Carla Bhem, una giovane di 35 anni tutta acqua e sapone come la Laura Dern di "Blue Velvet", segretaria alla Sédime, un'importante società immobiliare, è purtroppo sorda. Ogni giorno nasconde dietro i capelli un minuscolo apparecchio acustico per sentire, svolgendo il suo lavoro al meglio, in una società di uomini nullafacenti e imbroglioni, che dietro eleganti giacche e cravatte credono di dominare il mondo. Lei si occupa di tutto: segreteria, fax, conferenze…solo in cambio di un salario misero, oltre a ricevere maltrattamenti ed insulti dai suoi colleghi. La soluzione ai suoi problemi si chiama Paul Angéli (Vincent Cassel), il nuovo aiutante di 25 anni, che lei avrebbe voluto "non troppo alto, beneducato, con delle belle mani ", e che invece è appena uscito di galera. Lui non ha nessuna competenza nella promozione immobiliare, tuttavia lei riesce a farlo assumere. Così, mentre Carla gli insegnerà le buone maniere, Paul quelle cattive per sopravvivere.

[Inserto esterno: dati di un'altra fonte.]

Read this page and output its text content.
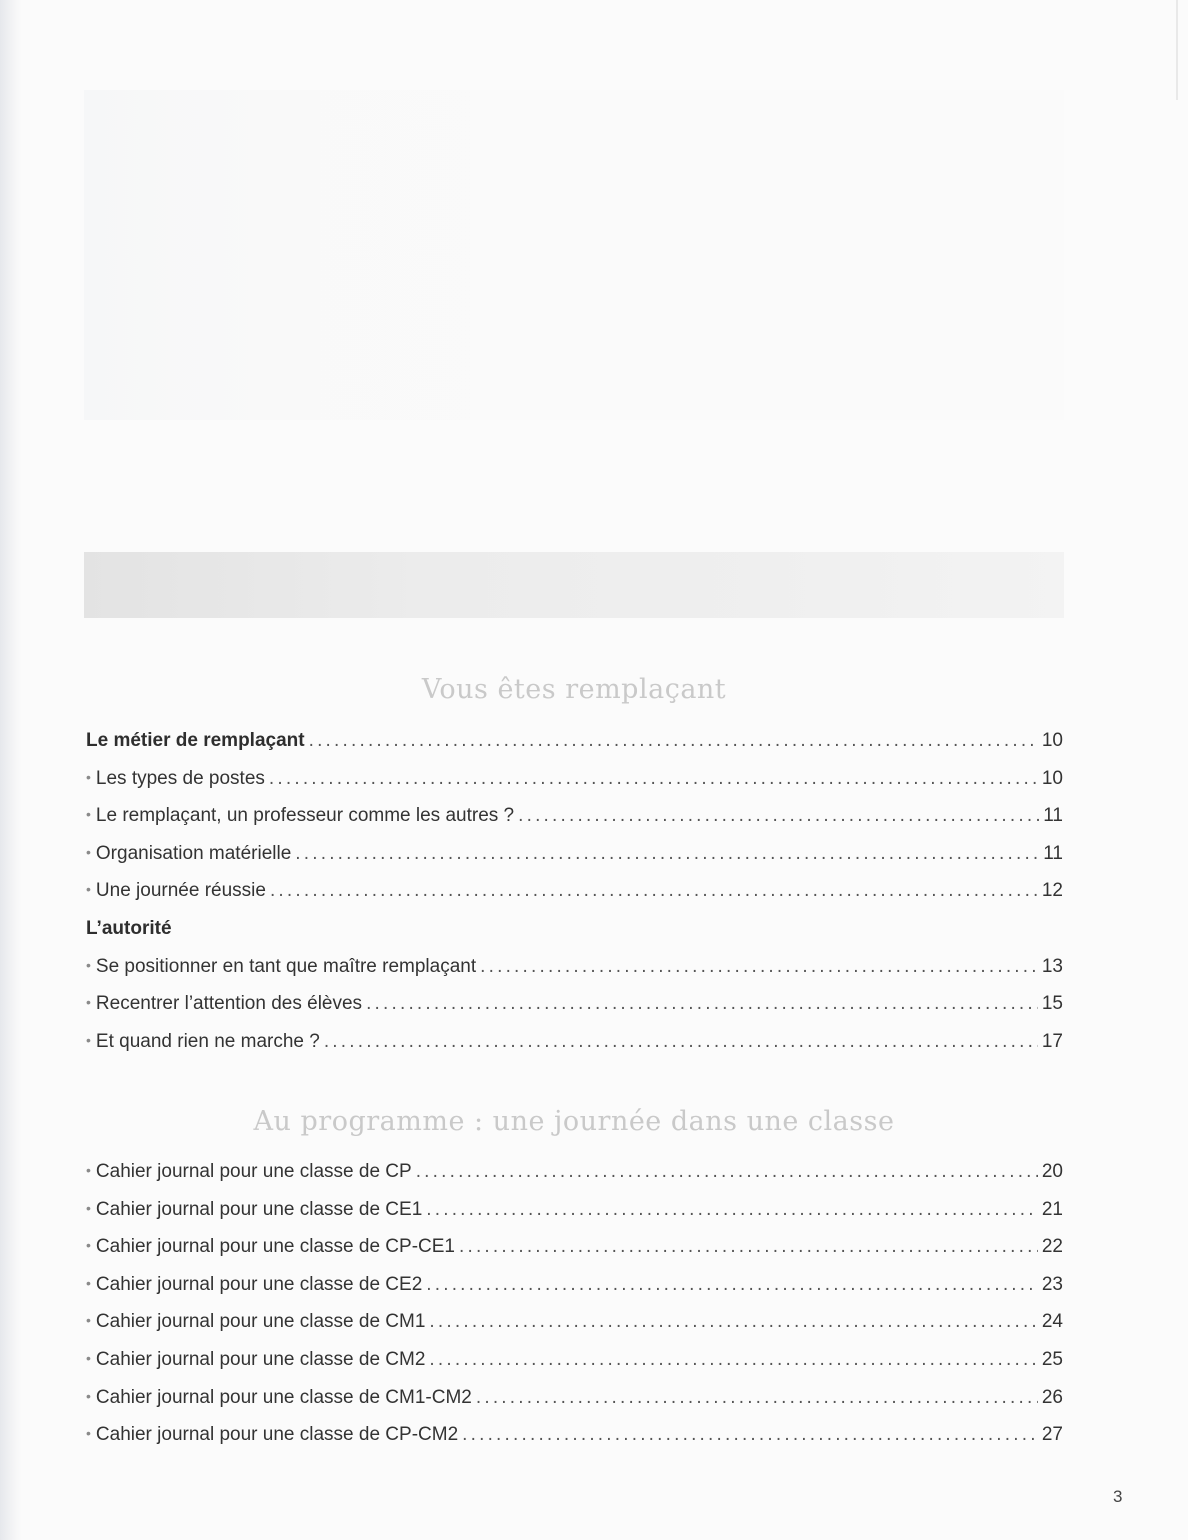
Vous êtes remplaçant
Le métier de remplaçant .....	10
• Les types de postes .....	10
• Le remplaçant, un professeur comme les autres ? .....	11
• Organisation matérielle .....	11
• Une journée réussie .....	12
L’autorité
• Se positionner en tant que maître remplaçant .....	13
• Recentrer l’attention des élèves .....	15
• Et quand rien ne marche ? .....	17
Au programme : une journée dans une classe
• Cahier journal pour une classe de CP .....	20
• Cahier journal pour une classe de CE1 .....	21
• Cahier journal pour une classe de CP-CE1 .....	22
• Cahier journal pour une classe de CE2 .....	23
• Cahier journal pour une classe de CM1 .....	24
• Cahier journal pour une classe de CM2 .....	25
• Cahier journal pour une classe de CM1-CM2 .....	26
• Cahier journal pour une classe de CP-CM2 .....	27
3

Sulle mie labbra, terza regia del francese Jacques Audiard, figlio dello sceneggiatore Michel, è un'insolita storia d'amore che nasce dalla frustrazione, dal desiderio di essere con qualcuno, un dramma psicologico e sociale, ma anche un thriller in cui i sentimenti contano più dei delitti. Uscito in Francia il 17 ottobre 2001, è stato vincitore di tre premi César: a Emmanuelle Devos (Artemisia-Passione estrema, 1998) come miglior attrice protagonista, a Jacques Audiard e Tonino Benacquista per la miglior sceneggiatura e a Marc-Antoine Beldent per il miglior sonoro. Audiard costruisce un film pungente, incentrato sui due protagonisti (Carla e Paul), che non potendosi amare si sfruttano a vicenda. I suoi attori sono dei "tecnici del sentimento"; e grazie alla regia, sapientemente costruita, siamo portati all'interno dello scenario o attraverso giochi di luce che stringono Carla in primo piano (tipico di C. T. Dreyer) quasi a volerne leggere l'anima, o attraverso colpi di soggettive, o soluzioni efficaci. I due intraprenderanno un sinuoso viaggio iniziatico verso la svolta della propria vita, che anche nei momenti più drammatici, può risultare leggera e divertente.